Updating policy for IAM role: app-dev
Updating lambda function: app-dev
Updating rest API
- Lambda ARN: arn:aws:lambda:XXXXXX:XXXXXXXXXXX:function:app-dev
- Rest API URL: https://XXXXXXXXXXX.execute-api.XXXXXXXX.amazonaws.com/api/
Step 5: Configure the App in Shopify to use the AWS end-point
The last few steps involve updating the App in Shopify Dashboard to use your new endpoint as shown here:
Step 6: Update Your Store to use the new App
Our app is pretty much ready, copy paste the “Merchant Install link” into your browser and complete the integration.
At this point you should see the Installed app in your Store Dashboard and you can extend it further to respond to different Shopify events.

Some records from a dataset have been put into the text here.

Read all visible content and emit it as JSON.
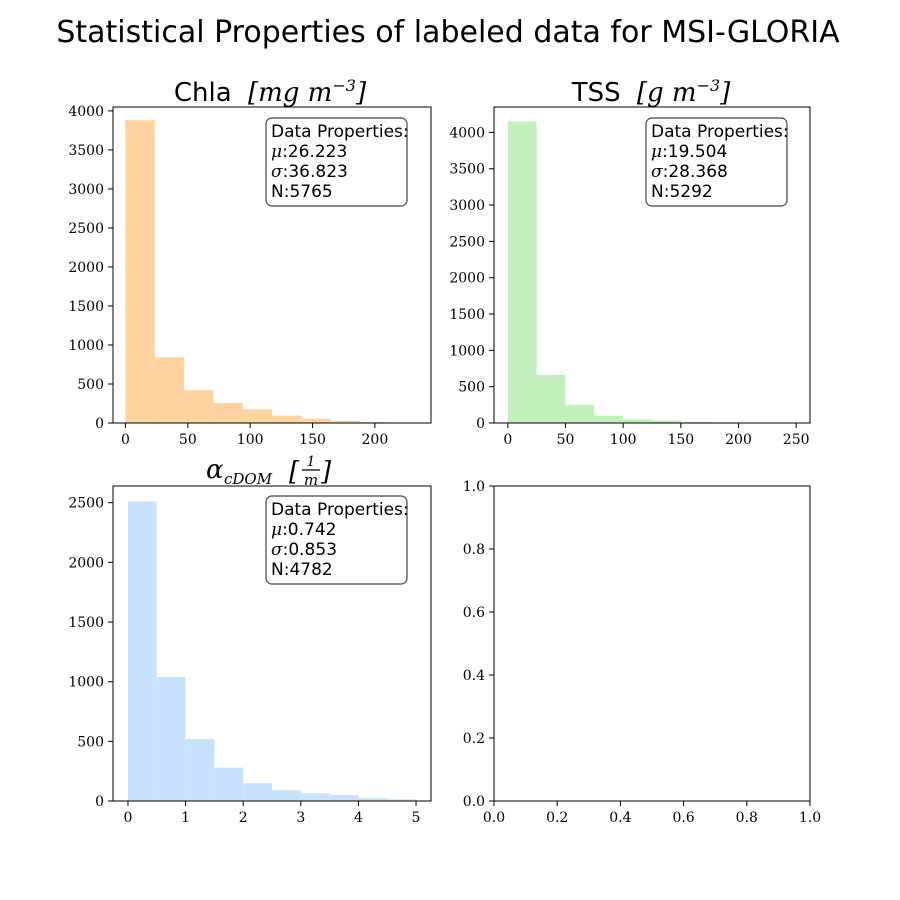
{
  "figure": {
    "title": "Statistical Properties of labeled data for MSI-GLORIA"
  },
  "chart_data": [
    {
      "type": "bar",
      "title_text": "Chla",
      "title_units": "[mg m",
      "title_exp": "−3",
      "title_close": "]",
      "color": "#fed39f",
      "xlim": [
        -10,
        245
      ],
      "ylim": [
        0,
        4050
      ],
      "xticks": [
        0,
        50,
        100,
        150,
        200
      ],
      "yticks": [
        0,
        500,
        1000,
        1500,
        2000,
        2500,
        3000,
        3500,
        4000
      ],
      "bin_edges": [
        0,
        23.5,
        47,
        70.5,
        94,
        117.5,
        141,
        164.5,
        188,
        211.5,
        235
      ],
      "values": [
        3880,
        840,
        420,
        255,
        175,
        95,
        55,
        25,
        12,
        8
      ],
      "stats_heading": "Data Properties:",
      "stats": [
        {
          "symbol": "μ",
          "value": ":26.223"
        },
        {
          "symbol": "σ",
          "value": ":36.823"
        },
        {
          "symbol": "",
          "value": "N:5765"
        }
      ]
    },
    {
      "type": "bar",
      "title_text": "TSS",
      "title_units": "[g m",
      "title_exp": "−3",
      "title_close": "]",
      "color": "#c1f0bb",
      "xlim": [
        -12,
        262
      ],
      "ylim": [
        0,
        4350
      ],
      "xticks": [
        0,
        50,
        100,
        150,
        200,
        250
      ],
      "yticks": [
        0,
        500,
        1000,
        1500,
        2000,
        2500,
        3000,
        3500,
        4000
      ],
      "bin_edges": [
        0,
        25,
        50,
        75,
        100,
        125,
        150,
        175,
        200,
        225,
        250
      ],
      "values": [
        4150,
        660,
        250,
        100,
        50,
        35,
        15,
        10,
        5,
        5
      ],
      "stats_heading": "Data Properties:",
      "stats": [
        {
          "symbol": "μ",
          "value": ":19.504"
        },
        {
          "symbol": "σ",
          "value": ":28.368"
        },
        {
          "symbol": "",
          "value": "N:5292"
        }
      ]
    },
    {
      "type": "bar",
      "title_alpha": "α",
      "title_sub": "cDOM",
      "title_frac_num": "1",
      "title_frac_den": "m",
      "color": "#c8e2fe",
      "xlim": [
        -0.26,
        5.26
      ],
      "ylim": [
        0,
        2640
      ],
      "xticks": [
        0,
        1,
        2,
        3,
        4,
        5
      ],
      "yticks": [
        0,
        500,
        1000,
        1500,
        2000,
        2500
      ],
      "bin_edges": [
        0,
        0.5,
        1,
        1.5,
        2,
        2.5,
        3,
        3.5,
        4,
        4.5,
        5
      ],
      "values": [
        2510,
        1040,
        520,
        280,
        150,
        90,
        65,
        50,
        25,
        15
      ],
      "stats_heading": "Data Properties:",
      "stats": [
        {
          "symbol": "μ",
          "value": ":0.742"
        },
        {
          "symbol": "σ",
          "value": ":0.853"
        },
        {
          "symbol": "",
          "value": "N:4782"
        }
      ]
    },
    {
      "type": "bar",
      "xlim": [
        0,
        1
      ],
      "ylim": [
        0,
        1
      ],
      "xticks": [
        "0.0",
        "0.2",
        "0.4",
        "0.6",
        "0.8",
        "1.0"
      ],
      "yticks": [
        "0.0",
        "0.2",
        "0.4",
        "0.6",
        "0.8",
        "1.0"
      ],
      "values": []
    }
  ]
}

Creating and installing a Serverless App into Shopify does not require a lot of coding, as a matter of fact I spent most of my time dealing with configurations.
My complete starter app repo is available here for you to look at and use as a starting point.
Shopify Serverless App using AWS Chalice. Contribute to naveed125/shopify-serverless-app development by creating an…
You might notice that it’s not a lot of code, part of it is because I’ve not included any code that provides any specific functionality, my goal was to create a starting point that any one can use.
I hope you found this useful, if you get stuck or need help, feel free to reach out.
A huge shout out to Shopify for creating an extendable commerce platform using open standards that anyone can contribute to.